Memory access characterization is important for designing memory hierarchies. While many works have characterised SPEC benchmark's memory behaviour, the results have been either tied to a specific micro-architecture or ignored the time-based behaviour of the benchmarks. In this thesis, we remove a majority of the micro-architectural features to characterize the intrinsic memory behaviour of the SPEC benchmarks and use this to understand how the workloads behave with various cache sizes and prefetching. In order to simplify the analysis of complex time-based results, we propose the use of MPKI Bins which divide the execution into distinct MPKI ranges. Using MPKI bins, we demonstrate that short memory-bound phases cause a significant percentage of the overall cache misses.

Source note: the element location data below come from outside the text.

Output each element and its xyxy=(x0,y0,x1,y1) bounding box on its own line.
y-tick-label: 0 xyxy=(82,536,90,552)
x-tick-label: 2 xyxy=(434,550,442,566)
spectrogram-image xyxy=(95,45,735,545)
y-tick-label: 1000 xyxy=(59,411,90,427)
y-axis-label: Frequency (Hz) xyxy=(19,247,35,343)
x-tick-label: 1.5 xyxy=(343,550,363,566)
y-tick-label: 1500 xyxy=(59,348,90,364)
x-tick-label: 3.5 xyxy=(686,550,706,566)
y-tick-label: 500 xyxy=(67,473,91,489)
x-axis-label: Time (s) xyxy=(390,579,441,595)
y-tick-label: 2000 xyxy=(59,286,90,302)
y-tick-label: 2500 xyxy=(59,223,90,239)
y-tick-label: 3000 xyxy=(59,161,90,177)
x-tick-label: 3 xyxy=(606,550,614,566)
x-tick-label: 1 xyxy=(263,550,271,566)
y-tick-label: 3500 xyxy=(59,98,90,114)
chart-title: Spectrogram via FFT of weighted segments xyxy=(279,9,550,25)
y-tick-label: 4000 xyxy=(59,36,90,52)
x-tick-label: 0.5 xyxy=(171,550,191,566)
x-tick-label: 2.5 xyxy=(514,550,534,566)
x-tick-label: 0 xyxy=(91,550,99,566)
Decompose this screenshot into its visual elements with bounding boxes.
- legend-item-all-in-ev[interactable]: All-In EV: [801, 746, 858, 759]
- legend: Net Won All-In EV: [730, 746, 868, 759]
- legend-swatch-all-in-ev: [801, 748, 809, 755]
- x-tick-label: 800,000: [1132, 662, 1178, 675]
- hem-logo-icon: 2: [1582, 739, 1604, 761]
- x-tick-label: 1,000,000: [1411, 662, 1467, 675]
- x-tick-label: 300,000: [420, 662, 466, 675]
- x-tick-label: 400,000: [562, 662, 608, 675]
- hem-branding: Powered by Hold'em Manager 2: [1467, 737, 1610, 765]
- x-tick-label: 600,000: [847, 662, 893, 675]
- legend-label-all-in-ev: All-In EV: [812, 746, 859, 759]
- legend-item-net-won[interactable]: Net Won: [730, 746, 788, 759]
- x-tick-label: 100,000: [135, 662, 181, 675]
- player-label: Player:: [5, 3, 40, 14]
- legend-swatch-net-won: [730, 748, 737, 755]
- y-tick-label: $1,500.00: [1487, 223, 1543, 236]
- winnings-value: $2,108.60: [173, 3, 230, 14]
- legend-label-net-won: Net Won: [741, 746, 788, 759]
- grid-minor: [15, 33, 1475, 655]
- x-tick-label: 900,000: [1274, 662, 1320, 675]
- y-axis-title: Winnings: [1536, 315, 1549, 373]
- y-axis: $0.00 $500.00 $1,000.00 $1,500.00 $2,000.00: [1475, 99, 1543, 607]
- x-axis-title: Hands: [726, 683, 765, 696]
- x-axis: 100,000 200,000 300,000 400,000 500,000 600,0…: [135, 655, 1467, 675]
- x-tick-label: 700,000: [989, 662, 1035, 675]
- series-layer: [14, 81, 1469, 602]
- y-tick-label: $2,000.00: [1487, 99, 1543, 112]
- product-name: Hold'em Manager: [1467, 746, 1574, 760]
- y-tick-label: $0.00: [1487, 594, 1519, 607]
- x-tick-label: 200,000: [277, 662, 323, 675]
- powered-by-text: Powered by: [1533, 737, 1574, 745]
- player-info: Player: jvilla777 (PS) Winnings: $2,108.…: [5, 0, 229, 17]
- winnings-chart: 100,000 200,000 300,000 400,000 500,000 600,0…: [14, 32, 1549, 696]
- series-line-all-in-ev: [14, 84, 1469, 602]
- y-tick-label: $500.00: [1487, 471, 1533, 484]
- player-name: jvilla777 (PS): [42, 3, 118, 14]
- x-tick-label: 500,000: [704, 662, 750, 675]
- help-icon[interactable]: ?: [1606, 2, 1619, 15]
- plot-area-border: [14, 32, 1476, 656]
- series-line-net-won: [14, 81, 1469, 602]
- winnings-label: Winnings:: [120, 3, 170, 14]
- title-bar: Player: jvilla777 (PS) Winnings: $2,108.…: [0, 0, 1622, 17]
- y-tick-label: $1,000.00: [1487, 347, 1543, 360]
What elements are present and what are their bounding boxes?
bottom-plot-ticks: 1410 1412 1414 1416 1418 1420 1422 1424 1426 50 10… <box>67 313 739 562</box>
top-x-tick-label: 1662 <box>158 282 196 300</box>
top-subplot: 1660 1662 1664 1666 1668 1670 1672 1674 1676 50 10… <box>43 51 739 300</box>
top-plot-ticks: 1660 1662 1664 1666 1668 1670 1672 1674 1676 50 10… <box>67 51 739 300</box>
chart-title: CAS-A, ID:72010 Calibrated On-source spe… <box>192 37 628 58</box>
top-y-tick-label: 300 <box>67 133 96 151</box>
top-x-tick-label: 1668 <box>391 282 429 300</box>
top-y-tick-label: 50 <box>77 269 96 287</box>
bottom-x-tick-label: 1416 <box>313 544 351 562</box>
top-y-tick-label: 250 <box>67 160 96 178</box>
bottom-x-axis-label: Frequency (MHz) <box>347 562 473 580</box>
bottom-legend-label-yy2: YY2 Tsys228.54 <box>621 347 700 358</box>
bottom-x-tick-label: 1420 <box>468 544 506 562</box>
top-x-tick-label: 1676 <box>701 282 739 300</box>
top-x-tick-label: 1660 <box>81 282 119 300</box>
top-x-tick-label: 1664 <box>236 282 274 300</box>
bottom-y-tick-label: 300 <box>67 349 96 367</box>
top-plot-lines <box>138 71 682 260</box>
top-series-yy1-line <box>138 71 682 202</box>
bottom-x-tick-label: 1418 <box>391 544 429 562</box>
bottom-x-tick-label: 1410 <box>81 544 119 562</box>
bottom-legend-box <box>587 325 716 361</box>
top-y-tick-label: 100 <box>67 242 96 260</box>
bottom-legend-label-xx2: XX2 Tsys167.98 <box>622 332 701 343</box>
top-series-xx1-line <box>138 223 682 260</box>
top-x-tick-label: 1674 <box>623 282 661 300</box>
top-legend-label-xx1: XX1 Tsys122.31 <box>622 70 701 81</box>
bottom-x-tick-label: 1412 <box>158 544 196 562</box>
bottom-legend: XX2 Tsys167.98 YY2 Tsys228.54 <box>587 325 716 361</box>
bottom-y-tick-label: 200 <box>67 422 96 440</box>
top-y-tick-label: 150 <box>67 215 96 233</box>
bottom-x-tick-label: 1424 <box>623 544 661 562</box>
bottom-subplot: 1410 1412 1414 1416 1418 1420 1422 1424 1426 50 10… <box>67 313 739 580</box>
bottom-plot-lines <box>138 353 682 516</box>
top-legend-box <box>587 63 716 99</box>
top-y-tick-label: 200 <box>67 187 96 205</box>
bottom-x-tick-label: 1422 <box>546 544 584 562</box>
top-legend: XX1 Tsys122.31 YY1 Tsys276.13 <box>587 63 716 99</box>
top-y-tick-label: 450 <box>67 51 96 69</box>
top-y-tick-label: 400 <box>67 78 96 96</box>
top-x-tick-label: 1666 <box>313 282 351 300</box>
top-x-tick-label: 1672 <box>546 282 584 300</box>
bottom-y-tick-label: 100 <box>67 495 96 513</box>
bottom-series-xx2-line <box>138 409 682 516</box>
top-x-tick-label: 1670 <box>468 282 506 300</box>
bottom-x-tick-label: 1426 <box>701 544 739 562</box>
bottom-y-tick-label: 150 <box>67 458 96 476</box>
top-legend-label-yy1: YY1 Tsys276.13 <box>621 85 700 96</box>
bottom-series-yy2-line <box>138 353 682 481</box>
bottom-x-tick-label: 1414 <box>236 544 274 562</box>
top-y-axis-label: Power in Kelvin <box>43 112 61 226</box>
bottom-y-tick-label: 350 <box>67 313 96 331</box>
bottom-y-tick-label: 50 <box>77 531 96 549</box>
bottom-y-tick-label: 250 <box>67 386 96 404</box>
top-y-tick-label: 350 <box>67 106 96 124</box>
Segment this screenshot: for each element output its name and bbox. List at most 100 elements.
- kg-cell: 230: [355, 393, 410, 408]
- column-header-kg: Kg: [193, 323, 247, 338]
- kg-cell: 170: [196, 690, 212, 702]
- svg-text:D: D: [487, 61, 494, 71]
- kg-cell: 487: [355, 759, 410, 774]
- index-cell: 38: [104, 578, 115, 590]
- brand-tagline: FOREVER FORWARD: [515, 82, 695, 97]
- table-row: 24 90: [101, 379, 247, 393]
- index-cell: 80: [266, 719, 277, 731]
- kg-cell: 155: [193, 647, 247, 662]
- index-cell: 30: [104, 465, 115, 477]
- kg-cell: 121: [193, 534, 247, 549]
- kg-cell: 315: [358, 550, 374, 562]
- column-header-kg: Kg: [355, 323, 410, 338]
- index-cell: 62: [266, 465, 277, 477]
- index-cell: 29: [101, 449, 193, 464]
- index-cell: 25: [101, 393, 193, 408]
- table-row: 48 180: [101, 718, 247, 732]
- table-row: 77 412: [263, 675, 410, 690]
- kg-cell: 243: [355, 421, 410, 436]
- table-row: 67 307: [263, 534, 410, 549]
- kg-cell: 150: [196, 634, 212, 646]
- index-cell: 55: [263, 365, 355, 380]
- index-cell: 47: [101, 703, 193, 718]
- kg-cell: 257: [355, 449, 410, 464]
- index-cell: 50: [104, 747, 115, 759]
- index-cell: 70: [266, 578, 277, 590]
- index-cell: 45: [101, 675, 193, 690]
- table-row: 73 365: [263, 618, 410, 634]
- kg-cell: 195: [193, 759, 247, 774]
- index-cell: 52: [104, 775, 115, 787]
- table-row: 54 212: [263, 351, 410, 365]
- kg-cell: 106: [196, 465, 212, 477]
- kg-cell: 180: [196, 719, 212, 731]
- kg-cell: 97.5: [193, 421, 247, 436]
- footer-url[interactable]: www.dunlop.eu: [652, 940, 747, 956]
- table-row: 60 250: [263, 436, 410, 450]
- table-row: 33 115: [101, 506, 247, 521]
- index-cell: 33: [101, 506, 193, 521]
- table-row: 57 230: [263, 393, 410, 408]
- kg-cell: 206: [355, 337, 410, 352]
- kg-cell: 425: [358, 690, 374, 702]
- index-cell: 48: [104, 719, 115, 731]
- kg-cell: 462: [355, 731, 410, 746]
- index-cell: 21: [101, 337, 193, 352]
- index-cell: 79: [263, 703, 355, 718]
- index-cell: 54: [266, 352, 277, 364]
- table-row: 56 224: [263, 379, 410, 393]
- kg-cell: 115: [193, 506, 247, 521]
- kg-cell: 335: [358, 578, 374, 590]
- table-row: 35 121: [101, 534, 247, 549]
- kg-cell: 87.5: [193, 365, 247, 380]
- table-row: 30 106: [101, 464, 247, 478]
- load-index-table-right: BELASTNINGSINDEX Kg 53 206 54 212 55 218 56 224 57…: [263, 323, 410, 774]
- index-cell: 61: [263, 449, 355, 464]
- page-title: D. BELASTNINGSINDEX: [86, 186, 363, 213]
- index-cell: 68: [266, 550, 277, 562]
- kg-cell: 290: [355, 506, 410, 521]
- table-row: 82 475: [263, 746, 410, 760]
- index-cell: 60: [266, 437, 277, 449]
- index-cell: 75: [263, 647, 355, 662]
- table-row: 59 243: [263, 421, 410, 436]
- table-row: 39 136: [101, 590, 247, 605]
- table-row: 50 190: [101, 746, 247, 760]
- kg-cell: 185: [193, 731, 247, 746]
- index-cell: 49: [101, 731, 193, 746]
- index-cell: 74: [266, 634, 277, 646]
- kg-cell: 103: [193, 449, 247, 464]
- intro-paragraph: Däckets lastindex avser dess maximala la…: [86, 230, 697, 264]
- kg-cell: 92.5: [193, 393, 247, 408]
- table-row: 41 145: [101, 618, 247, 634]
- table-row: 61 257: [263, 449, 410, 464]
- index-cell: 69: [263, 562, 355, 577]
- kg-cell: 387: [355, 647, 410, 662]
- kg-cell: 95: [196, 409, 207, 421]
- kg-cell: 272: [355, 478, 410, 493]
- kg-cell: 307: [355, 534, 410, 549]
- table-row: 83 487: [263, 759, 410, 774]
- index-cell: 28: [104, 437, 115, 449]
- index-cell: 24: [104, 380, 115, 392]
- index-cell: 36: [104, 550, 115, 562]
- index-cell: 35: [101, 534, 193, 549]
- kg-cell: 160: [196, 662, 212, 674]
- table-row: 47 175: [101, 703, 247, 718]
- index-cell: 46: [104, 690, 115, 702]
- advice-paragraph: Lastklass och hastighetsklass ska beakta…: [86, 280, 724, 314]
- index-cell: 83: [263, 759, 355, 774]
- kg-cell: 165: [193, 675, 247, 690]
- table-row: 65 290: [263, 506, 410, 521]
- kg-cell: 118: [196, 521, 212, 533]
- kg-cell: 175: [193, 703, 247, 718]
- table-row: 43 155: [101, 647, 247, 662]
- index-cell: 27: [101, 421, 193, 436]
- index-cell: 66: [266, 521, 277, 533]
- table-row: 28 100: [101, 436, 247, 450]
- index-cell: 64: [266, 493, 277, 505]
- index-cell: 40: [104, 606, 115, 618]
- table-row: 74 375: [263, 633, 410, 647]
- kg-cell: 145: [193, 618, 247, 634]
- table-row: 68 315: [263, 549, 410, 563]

For instructions, the growing instruction footprints of server workloads are causing significant performance losses due to front-end stalls that cannot be overlapped or hidden by out-of-order execution. The second part of this thesis develops a technique to enable dedicated instruction prefetchers without the area cost of separate metadata storage structures. We propose to re-purpose the branch target buffer (BTB) to store prefetcher metadata based on the insight that benchmarks that require a dedicated instruction prefetcher can tolerate increased BTB misses. Going further, we propose L2 instruction bypassing based on the insight that decreased L2 data misses deliver more benefit then the slight instruction latency reduction of having instructions in the L2. We show that L2 instruction bypass delivers more performance than a dedicated instruction prefetcher and instruction focused replacement policies.